Time Lag Does Not End Insurer’s Duty to Defend, Court Rules

May 24, 2023 by

A federal court in New York has reiterated that a time lag between the date a trip-and-fall accident occurred and when the conduct alleged to have caused it took place does not itself relieve an insurer of its duty to defend its insured in an injury suit related to the accident.

ACE American Insurance Co. has been ordered to defend Consolidated Edison (ConED) in an injury lawsuit that blames one of ConEd’s sidewalk contractors for work it did months before the injury happened.

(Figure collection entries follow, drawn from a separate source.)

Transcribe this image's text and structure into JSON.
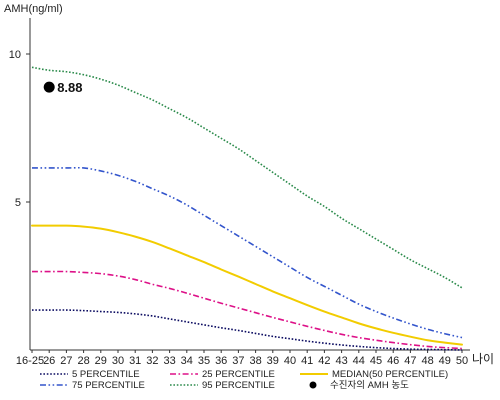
{
  "chart_data": {
    "type": "line",
    "ylabel": "AMH(ng/ml)",
    "xlabel": "나이",
    "categories": [
      "16-25",
      "26",
      "27",
      "28",
      "29",
      "30",
      "31",
      "32",
      "33",
      "34",
      "35",
      "36",
      "37",
      "38",
      "39",
      "40",
      "41",
      "42",
      "43",
      "44",
      "45",
      "46",
      "47",
      "48",
      "49",
      "50"
    ],
    "ylim": [
      0,
      11
    ],
    "yticks": [
      5,
      10
    ],
    "grid": false,
    "legend_position": "bottom",
    "series": [
      {
        "name": "5 PERCENTILE",
        "color": "#0a0a60",
        "dash": "dotted",
        "values": [
          1.35,
          1.35,
          1.35,
          1.33,
          1.3,
          1.27,
          1.22,
          1.15,
          1.05,
          0.95,
          0.85,
          0.75,
          0.66,
          0.56,
          0.46,
          0.38,
          0.3,
          0.23,
          0.17,
          0.12,
          0.08,
          0.05,
          0.03,
          0.02,
          0.01,
          0.0
        ]
      },
      {
        "name": "75 PERCENTILE",
        "color": "#3355cc",
        "dash": "dashdotdot",
        "values": [
          6.15,
          6.15,
          6.15,
          6.15,
          6.05,
          5.9,
          5.7,
          5.45,
          5.2,
          4.9,
          4.55,
          4.2,
          3.85,
          3.5,
          3.15,
          2.8,
          2.45,
          2.15,
          1.85,
          1.55,
          1.3,
          1.08,
          0.88,
          0.7,
          0.55,
          0.42
        ]
      },
      {
        "name": "25 PERCENTILE",
        "color": "#dd1188",
        "dash": "dashdot",
        "values": [
          2.65,
          2.65,
          2.65,
          2.62,
          2.58,
          2.5,
          2.38,
          2.22,
          2.08,
          1.92,
          1.75,
          1.58,
          1.42,
          1.26,
          1.1,
          0.95,
          0.8,
          0.66,
          0.53,
          0.42,
          0.33,
          0.25,
          0.18,
          0.12,
          0.08,
          0.05
        ]
      },
      {
        "name": "95 PERCENTILE",
        "color": "#2a8a4a",
        "dash": "dotted",
        "values": [
          9.55,
          9.45,
          9.4,
          9.3,
          9.15,
          8.95,
          8.7,
          8.45,
          8.15,
          7.85,
          7.5,
          7.15,
          6.8,
          6.4,
          6.0,
          5.6,
          5.2,
          4.85,
          4.45,
          4.1,
          3.75,
          3.4,
          3.05,
          2.75,
          2.45,
          2.1
        ]
      },
      {
        "name": "MEDIAN(50 PERCENTILE)",
        "color": "#f2cc00",
        "dash": "solid",
        "values": [
          4.2,
          4.2,
          4.2,
          4.17,
          4.1,
          3.98,
          3.83,
          3.65,
          3.43,
          3.2,
          2.97,
          2.72,
          2.48,
          2.23,
          1.98,
          1.75,
          1.52,
          1.3,
          1.1,
          0.9,
          0.73,
          0.58,
          0.45,
          0.33,
          0.25,
          0.18
        ]
      }
    ],
    "point": {
      "name": "수진자의 AMH 농도",
      "category": "26",
      "value": 8.88,
      "label": "8.88",
      "color": "#000000"
    }
  }
}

After Altagracia Ramirez tripped and fell on a sidewalk in the Bronx on April 20, 2015, she sued the owner and manager of the adjacent property. They, in turn, sued ConEd, which they believed was responsible for work on the sidewalk.

ConEd claimed that one of its contractors, Petmar Builders, was responsible for the construction work, and since ConEd was covered as an additional insured on the ACE contractor’s policy, ConEd asked the ACE to defend it.

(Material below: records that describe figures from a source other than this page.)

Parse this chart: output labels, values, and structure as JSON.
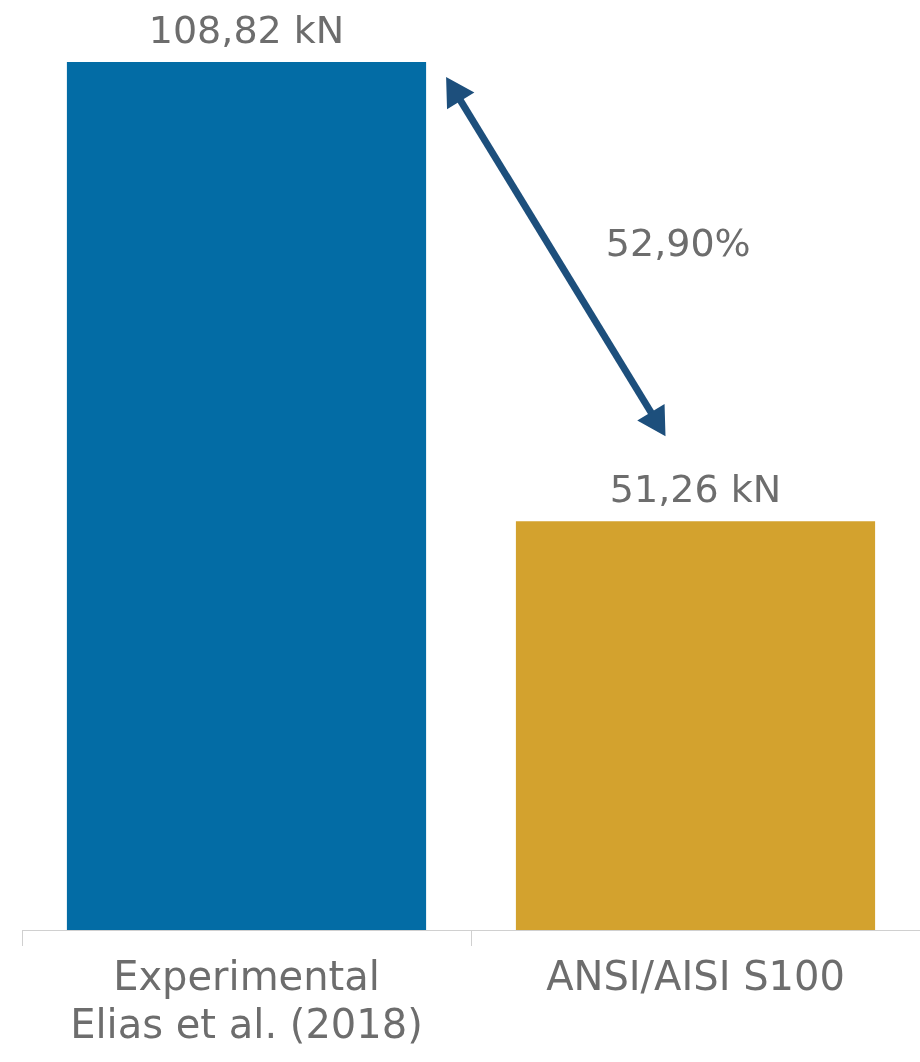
{
  "chart_data": {
    "type": "bar",
    "categories": [
      "Experimental\nElias et al. (2018)",
      "ANSI/AISI S100"
    ],
    "values": [
      108.82,
      51.26
    ],
    "colors": [
      "#036ca5",
      "#d3a22e"
    ],
    "value_labels": [
      "108,82 kN",
      "51,26 kN"
    ],
    "annotations": [
      "52,90%"
    ],
    "grid": false,
    "legend": false
  }
}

ACE declined to provide a defense, largely because its insured contractor’s work did not happen “on/about” the date of the accident. Because Petmar’s work at the site was completed 10 months before the accident “and the job was signed off,” in ACE’s view, there was no coverage.

ConEd countered that there was coverage for defense because even though the contractor insured by ACE completed its work prior to the date of the alleged incident, this did not eliminate the possibility that the insured caused or created the defective condition that in turn allegedly caused Ramirez to fall.

The federal court for the Southern District of New York sided with ConEd and ordered that ACE defend ConEd.

The court said ACE was wrong in arguing that Petmar must have done its work on or about the time of the accident to trigger defense coverage for two reasons: the facts presented to ACE suggested a reasonable possibility that its named insured, Petmar, was a proximate cause of the accident, and the 10-month lapse of time between the contractor’s work and the accident does not cut off the chain of proximate cause as a matter of law.

There were indications in documents that ConEd was supposed to complete a permanent repair of the construction site after Petmar did a temporary repair. But the court said that was not at issue at this stage.

ACE had actual knowledge of facts indicating that Petmar had worked at the site of the accident, that Petmar had prepared a temporary patch, and that ConEd had not completed a permanent patch before the date of Ramirez’s accident.

“These facts were sufficient to indicate that Petmar had engaged in conduct—opening and temporarily patching the sidewalk—that gives rise to a risk that corresponds to the harm that ultimately took place—Ramirez tripping and falling on the sidewalk where the work was done,” the court said.

The information known to ACE at the time of its decision to decline coverage indicated a “reasonable possibility” that Petmar’s conduct proximately caused Ramirez’s injuries. As a result, ACE had a duty to defend ConEd in the underlying action, the court concluded.